Taking 5% as the accepted norm for statistical significance, this means only 14 groups need to have independently looked at the same question, in the entire history of medicine, before it’s probable that one of them will find a falsely significant result. Perhaps more problematically, consider that many studies actually look at multitudes of variables, and it becomes clear that if you just ask enough questions on a survey, you’re virtually guaranteed to have plenty of statistically significant “effects” to publish. Perhaps this is why companies find funding statistical studies so much more gratifying than funding the physical sciences.

None of what I have said so far is likely to be considered novel to anybody involved in clinical research. However, I think there is potentially another, more insidious source of bias that I don’t believe has been mentioned before. The medical research community is basically a big hypothesis generating machine, and the weirder, the better. There is fame to be found in overturning existing belief and finding counterintuitive effects, so people are biased towards attempting studies where the null hypothesis represents existing belief. However, assuming that there is some correlation between our current state of knowledge and the truth, this implies a bias towards studies where the null hypothesis is actually correct. In classical statistics, the null hypothesis can only be refuted, not confirmed. Thus, by focusing on studies that seek to overturn existing belief, there may be an inherent bias in the medical profession to find false results. If so, it’s possible that a significant percentage of published studies are wrong, far in excess of that suggested by the published significance level of the studies. One might call this predisposition toward finding counterintuitive results “fame bias”. It may be how we get such ludicrous results as “eating McDonald’s french fries decreases the risk of breast cancer,” an actual published result from Harvard.

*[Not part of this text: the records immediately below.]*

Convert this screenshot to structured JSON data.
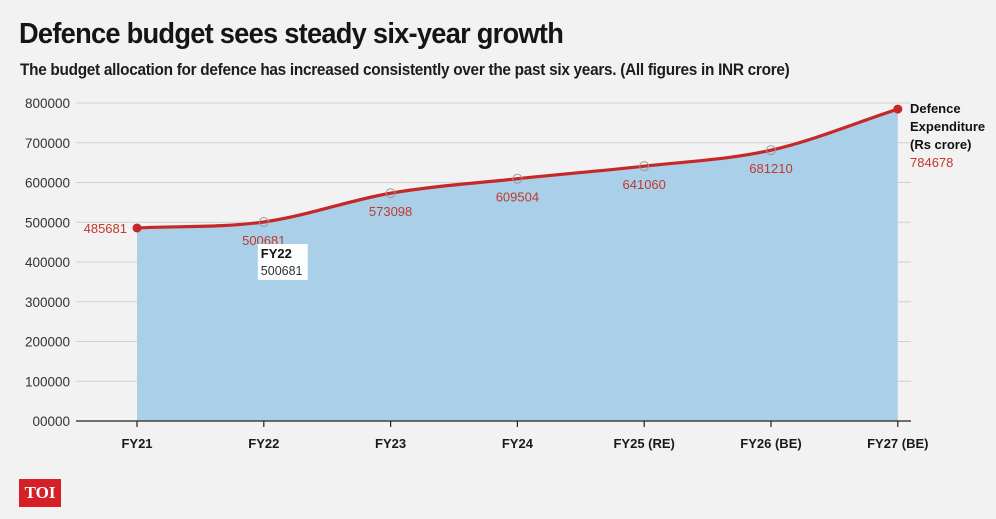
{
  "header": {
    "title": "Defence budget sees steady six-year growth",
    "subtitle": "The budget allocation for defence has increased consistently over the past six years. (All figures in INR crore)"
  },
  "brand": {
    "logo_text": "TOI"
  },
  "colors": {
    "line": "#c62828",
    "area": "#a9d0e8",
    "label": "#c0392b",
    "background": "#f2f2f2"
  },
  "chart_data": {
    "type": "area",
    "title": "Defence budget sees steady six-year growth",
    "categories": [
      "FY21",
      "FY22",
      "FY23",
      "FY24",
      "FY25 (RE)",
      "FY26 (BE)",
      "FY27 (BE)"
    ],
    "series": [
      {
        "name": "Defence Expenditure (Rs crore)",
        "values": [
          485681,
          500681,
          573098,
          609504,
          641060,
          681210,
          784678
        ]
      }
    ],
    "ytick_labels": [
      "00000",
      "100000",
      "200000",
      "300000",
      "400000",
      "500000",
      "600000",
      "700000",
      "800000"
    ],
    "ylim": [
      0,
      800000
    ],
    "grid": true,
    "legend": {
      "lines": [
        "Defence",
        "Expenditure",
        "(Rs crore)"
      ],
      "value": "784678",
      "placement": "right"
    },
    "tooltip": {
      "category": "FY22",
      "value": "500681"
    }
  }
}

Statistical studies are certainly appropriate when attempting to confirm a scientific theory grounded in logic and understanding of the underlying mechanism. A random question, however, is not a theory, and using statistics to blindly fish for novel correlations will always produce false results at a rate proportional to the effort applied. Furthermore, as mentioned above, this may be further exacerbated by the bias towards disproving existing knowledge as opposed to confirming it. The quality expert W. Edwards Deming (1975) once suggested that the reason students have problems understanding hypothesis tests is that they “may be trying to think.” Using statistics as a primary scientific investigative tool, as opposed to merely a confirmative one, is a recipe for the production of junk science.